We've been working on an AI portrait generation tool that creates strikingly lifelike depictions of people from just a few photos. By leveraging self-supervised models trained on billions of publicly available images, our site kahma.io allows anyone to generate high-resolution portraits of themselves, loved ones, or historical figures with just a few clicks. Early feedback has been very positive - people are genuinely amazed at the level of detail and realism achieved. While still prototyping monetization strategies, we think tools that can bridge connections to memory have valuable applications. We're always looking for technical co-founders or beta users interested in pushing the boundaries of AI-generated imagery.

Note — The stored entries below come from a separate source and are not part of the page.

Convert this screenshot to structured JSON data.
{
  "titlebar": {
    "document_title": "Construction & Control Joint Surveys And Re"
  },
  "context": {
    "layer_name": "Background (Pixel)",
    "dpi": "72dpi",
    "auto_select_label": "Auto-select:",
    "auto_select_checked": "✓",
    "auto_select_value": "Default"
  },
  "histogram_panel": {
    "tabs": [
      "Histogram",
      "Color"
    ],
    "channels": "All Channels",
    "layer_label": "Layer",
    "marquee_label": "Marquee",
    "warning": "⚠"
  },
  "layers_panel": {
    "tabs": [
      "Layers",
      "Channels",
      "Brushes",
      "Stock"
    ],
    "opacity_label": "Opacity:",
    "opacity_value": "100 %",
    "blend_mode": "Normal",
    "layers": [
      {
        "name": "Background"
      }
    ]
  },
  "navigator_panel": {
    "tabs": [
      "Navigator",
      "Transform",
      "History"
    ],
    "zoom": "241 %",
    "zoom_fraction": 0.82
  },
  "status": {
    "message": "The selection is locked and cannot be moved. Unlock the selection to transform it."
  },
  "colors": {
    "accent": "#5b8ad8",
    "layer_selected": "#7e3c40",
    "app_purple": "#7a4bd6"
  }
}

Is there anyone here with a revenue stream that is mostly from ads or premium accounts? I'm working on a side project that is essentially IMDB, but for music. As I'm reaching the MVP, I'm starting to think more about monetization, and I'm trying to gather as much experience as I can, but it seems like most successful side projects here sell a product or service, not exactly what I have going on here.

Over $500/mo but still nowhere near my goal ($5k/mo). Started as a tool I built for myself to brainstorm and convert ideas into diagrams. Still need to invest more time on SEO and writing. It's just hard to find time to do all that stuff :P

https://chatuml.com

Free online sudoku sites supported by minimal ads have produced steady income since 2005:

https://www.samurai-sudoku.com

https://www.fiendishsudoku.com

https://www.extremesudoku.info

https://www.sudokuhints.com

https://www.sudokuprintables.org

  • I love this because it combines my favourite things! Nice work. Can you share what your income is from the sites combined roughly? Is this your side job or is it your main income now?

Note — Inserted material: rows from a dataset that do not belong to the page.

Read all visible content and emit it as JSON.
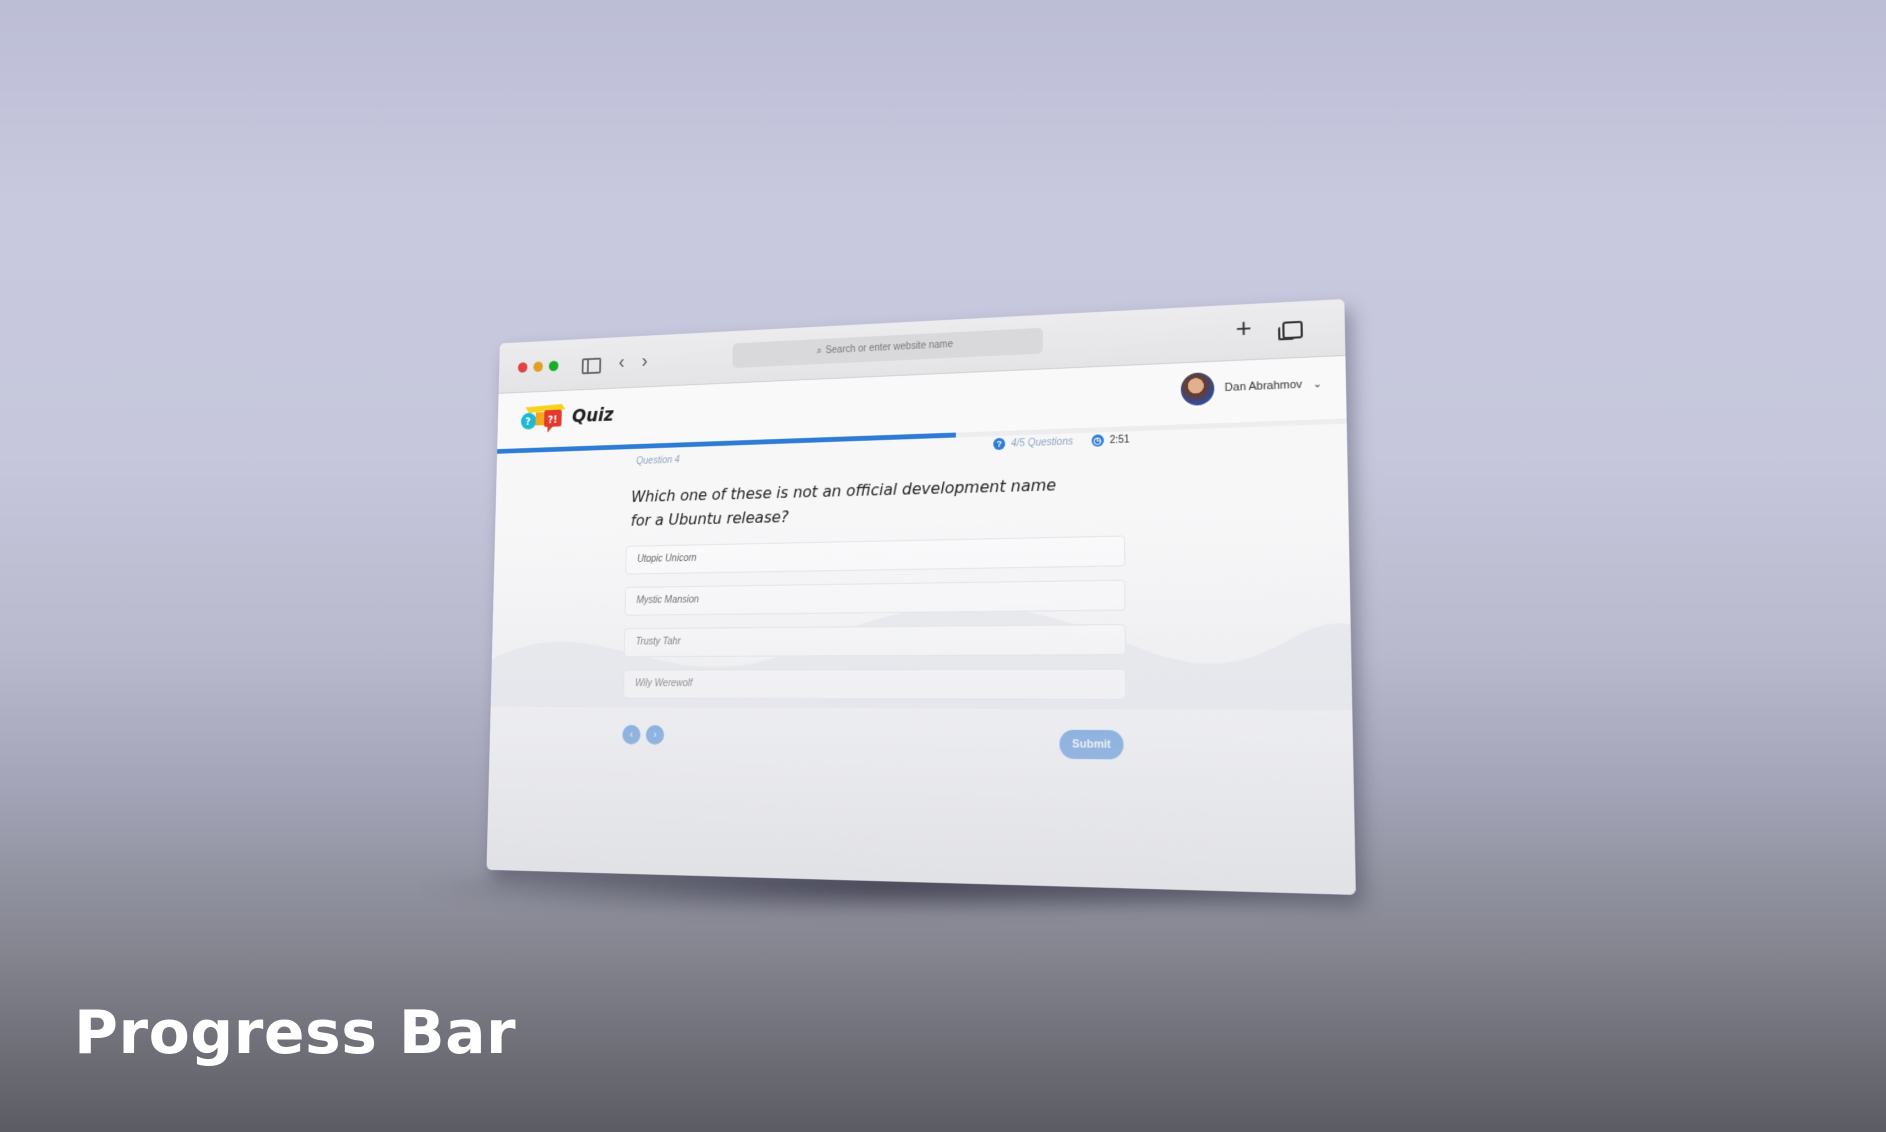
{
  "browser": {
    "address_placeholder": "Search or enter website name",
    "icons": [
      "close-dot",
      "minimize-dot",
      "zoom-dot",
      "sidebar-icon",
      "back-icon",
      "forward-icon",
      "search-icon",
      "new-tab-plus-icon",
      "tabs-overview-icon"
    ]
  },
  "app": {
    "logo_text": "Quiz",
    "user_name": "Dan Abrahmov",
    "user_menu_icon": "chevron-down-icon"
  },
  "quiz": {
    "progress_fraction": 0.57,
    "question_label": "Question 4",
    "questions_count": "4/5 Questions",
    "timer": "2:51",
    "question_text": "Which one of these is not an official development name for a Ubuntu release?",
    "options": [
      "Utopic Unicorn",
      "Mystic Mansion",
      "Trusty Tahr",
      "Wily Werewolf"
    ],
    "prev_label": "‹",
    "next_label": "›",
    "submit_label": "Submit"
  },
  "caption": "Progress Bar",
  "colors": {
    "accent": "#2d7bd4",
    "background": "#c6c7dc"
  }
}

  • Is there a different backend/purpose behind each separate domain/site?

    • Yes samurai vs normal sudoku, different ranges of difficulty, different sets of puzzles, and a purpose built printables site.

This isn't so much a side project as a project that I tried to bootstrap and then never turned off, but as of December/January, I have made a little more than $500/month selling cloud true random number generators. I have not touched the code in a very long time, and today it is pretty much just a website and a listing on the AWS store, but it somehow made a few cents.

I'm still nowhere near wanting to quit my "day job" for it.

Shameless plug: https://arbitrand.com/

I sell a middleware I built to access data in Airtable / Google Spreadsheets using GraphQL: https://www.baseql.com

I run https://bonusbuddy.app.

Online casinos in the US will give you daily bonuses of $0.50-$1 just for logging in, and I built a Chrome extension that automatically collects the bonuses for users every day for a bunch of different casinos.

I charge $20/mo and users make roughly $200/mo in bonuses (trying to adhere to the software must provide 10x value philosophy).

  • Funny, I've been thinking of building this automation for myself.

    • Cool! It's been super useful personally and hard to describe without sounding scammy because people don't believe there's free money just sitting out there.

      Need to put some more work into it, but there's so many sites that could be added and the bonuses really tally up if you collect from all of them (I have a running list and right now it's around $20/day in bonuses if you collect from every site on the list).

      3 replies →

I have a load of side projects but I rarely market/promote them as I worry that if my 9-5 employer would be unimpressed if they saw me putting a load of effort into e.g. creating YouTube videos, running events, doing podcasts.

Is this something anyone else thinks about?

I'm not near $500/month yet, and none of my side projects have a recurring model, but it's always great to read these posts.

Kudos to everyone who makes money from side projects!

We started https://scanrepeat.com to enable companies of any size to introduce continuous security scanning of their web apps with direct reporting to Slack, Trello, Teams, etc.

We also cover a few more misc cases like detection of potential GDPR/CCPA personal data leaks.